Richly steeped in the influences of acid house, West African disco, spiritual jazz, NYC no-wave and new-age ambient music, Let Yourself Be Seen hums with a sense of vigorous, invigorating purpose. After the overture of ‘Spandrel’, ‘General Hum’ sends out a buoyant new-wave rallying cry for maximized engagement just when the world seems intent on stifling it. “Is there a place for spirit anymore?” it asks. Kicking in with a percussive bustle that all but defies you to try and stand still, ‘Aimless’ answers in the affirmative.
Elsewhere on the album, DOOMSQUAD’s own dynamic thematic engagement alights on subjects ranging from formative influences to modern societal struggles and eco-crises. ‘Let It Go’ grapples with the challenges of social change at 140BPM, climaxing with a scalding guitar solo to match the heat of its questioning thrust. The mellifluous ‘Emma’ reflects on early-20th-century anarchist and activist Emma
Goldman; ‘Dorian’s Closet’, meanwhile, honours New York drag queen Dorian Corey. “Let Yourself Be Seen was fuelled by the inspiration of outsider artists and thinkers before us,” say the band. “Through these songs, we get to glorify some of our heroes.”
DOOMSQUAD’S intent to carry their heroes’ “messages of empowerment, release and spiritual self-determination” to new audiences peaks on the title-track, where the album’s disparate parts build to a disco inferno with a call to “Let yourself be seen!” ‘The Last Two Palm Trees in LA’ offers an empathetic take on a similar theme, based on the acceptance of ageing, before ‘Weather Patterns’ steers a reflection on unity in the face of global crisis to a buffeting crescendo with a thrilling urgency.
The result is an album for fraught political times, charged by the impetus to bring “music back to the body”. Close-to-home influences on that score include Tanya Tagaq and Peaches, both of whom DOOMSQUAD have toured with; further afield, Peter Gabriel, Diamanda Galás, Genesis P-Orridge and Underworld numbered among inspirations. Meanwhile, as the trio’s creative process took them from a lakeside cabin to a studio in Toronto, they benefited from the input of kindred spirits such as Ejji Smith, whose virtuoso guitar-shredding propels ‘Let It Go’. Israeli jazz composer Itamar Erez adds watery synths to ‘Emma’, while a key studio collaborator was producer/artist Sandro Perri, whose credits include Barzin.

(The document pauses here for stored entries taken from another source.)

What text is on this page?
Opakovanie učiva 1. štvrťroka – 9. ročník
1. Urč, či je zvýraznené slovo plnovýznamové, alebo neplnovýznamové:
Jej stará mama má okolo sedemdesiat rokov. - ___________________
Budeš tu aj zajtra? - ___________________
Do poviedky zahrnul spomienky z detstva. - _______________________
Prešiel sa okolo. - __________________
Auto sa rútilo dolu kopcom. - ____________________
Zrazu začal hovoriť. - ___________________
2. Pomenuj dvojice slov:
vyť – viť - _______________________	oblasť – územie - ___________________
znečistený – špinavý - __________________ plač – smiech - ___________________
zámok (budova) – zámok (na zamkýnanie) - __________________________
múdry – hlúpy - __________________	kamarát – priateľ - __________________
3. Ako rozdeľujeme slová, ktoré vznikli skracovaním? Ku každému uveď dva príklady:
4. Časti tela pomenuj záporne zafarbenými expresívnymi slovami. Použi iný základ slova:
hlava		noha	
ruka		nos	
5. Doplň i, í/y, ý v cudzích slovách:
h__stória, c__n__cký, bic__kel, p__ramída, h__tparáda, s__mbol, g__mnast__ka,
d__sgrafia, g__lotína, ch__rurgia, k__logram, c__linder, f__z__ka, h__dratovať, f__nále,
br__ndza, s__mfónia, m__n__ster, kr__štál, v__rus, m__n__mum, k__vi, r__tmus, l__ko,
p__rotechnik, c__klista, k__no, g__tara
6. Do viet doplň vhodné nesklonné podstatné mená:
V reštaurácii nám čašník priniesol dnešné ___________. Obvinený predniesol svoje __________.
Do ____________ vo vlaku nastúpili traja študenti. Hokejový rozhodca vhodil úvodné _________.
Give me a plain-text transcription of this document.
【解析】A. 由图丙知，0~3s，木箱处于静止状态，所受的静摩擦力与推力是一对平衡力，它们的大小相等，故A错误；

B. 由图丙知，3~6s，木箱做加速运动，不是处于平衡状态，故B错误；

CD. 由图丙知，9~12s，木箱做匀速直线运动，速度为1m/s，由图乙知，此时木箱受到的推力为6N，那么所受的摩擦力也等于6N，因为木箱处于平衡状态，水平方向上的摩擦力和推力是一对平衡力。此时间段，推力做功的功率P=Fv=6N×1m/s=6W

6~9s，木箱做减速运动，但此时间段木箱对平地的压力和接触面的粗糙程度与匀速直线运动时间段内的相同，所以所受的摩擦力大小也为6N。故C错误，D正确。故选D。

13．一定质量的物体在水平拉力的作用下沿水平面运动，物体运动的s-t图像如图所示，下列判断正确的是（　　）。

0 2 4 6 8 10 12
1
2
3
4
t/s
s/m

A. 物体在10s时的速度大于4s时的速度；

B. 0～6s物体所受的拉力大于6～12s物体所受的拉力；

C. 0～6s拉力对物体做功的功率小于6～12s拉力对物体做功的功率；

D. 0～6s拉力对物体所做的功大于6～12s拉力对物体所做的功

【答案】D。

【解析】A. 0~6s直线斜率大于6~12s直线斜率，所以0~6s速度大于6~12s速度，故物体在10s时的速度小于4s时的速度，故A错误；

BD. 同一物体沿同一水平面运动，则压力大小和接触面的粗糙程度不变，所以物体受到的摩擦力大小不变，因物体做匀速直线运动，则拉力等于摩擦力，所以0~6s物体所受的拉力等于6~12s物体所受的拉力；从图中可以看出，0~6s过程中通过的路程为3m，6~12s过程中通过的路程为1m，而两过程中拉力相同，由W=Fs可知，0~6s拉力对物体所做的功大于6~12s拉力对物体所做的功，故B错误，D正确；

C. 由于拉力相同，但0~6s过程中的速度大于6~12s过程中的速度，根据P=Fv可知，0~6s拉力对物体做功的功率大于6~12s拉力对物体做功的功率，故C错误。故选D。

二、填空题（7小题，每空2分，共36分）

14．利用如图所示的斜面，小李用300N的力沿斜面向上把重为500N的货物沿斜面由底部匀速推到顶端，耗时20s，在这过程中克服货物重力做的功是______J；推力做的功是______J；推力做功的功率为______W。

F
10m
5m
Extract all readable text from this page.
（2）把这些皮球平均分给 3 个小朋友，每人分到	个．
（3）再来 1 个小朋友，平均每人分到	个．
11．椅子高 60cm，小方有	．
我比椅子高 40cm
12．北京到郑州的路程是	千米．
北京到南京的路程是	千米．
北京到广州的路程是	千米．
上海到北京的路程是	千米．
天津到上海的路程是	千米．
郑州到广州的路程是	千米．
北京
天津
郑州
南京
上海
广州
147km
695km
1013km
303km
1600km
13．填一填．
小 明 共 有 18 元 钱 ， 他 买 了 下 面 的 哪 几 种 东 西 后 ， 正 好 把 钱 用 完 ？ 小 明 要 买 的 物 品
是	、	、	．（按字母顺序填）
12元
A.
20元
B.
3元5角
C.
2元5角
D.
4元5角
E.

As for the future, DOOMSQUAD will soon take Let Yourself Be Seen to the live stage, an environment in which their convictions blaze with exhilarating life. “The dancefloor is our temple - the idea of the dancefloor as a utopian/protest space is the exact belief we carry with us. As much as we love making records, we love performing. The music we make is meant to be heard on a large sound-system. As performers, we are fuelled by the need to be in a live atmosphere.”
And if that need inspires others to voice their shared beliefs, such is DOOMSQUAD’s hope. “People change, ideas grow,” the band say. “And entropy is all around us. The fear that lies in the hearts of the elite patriarchy will soon die off, and the rest of us will be working together to repair what’s broken. And that is worth every bit of positive energy.” An album that honours its forebears by reaching towards a future worth fighting for, worth dancing for, Let Yourself Be Seen has positive energy in bright, sparking, forward-thinking abundance.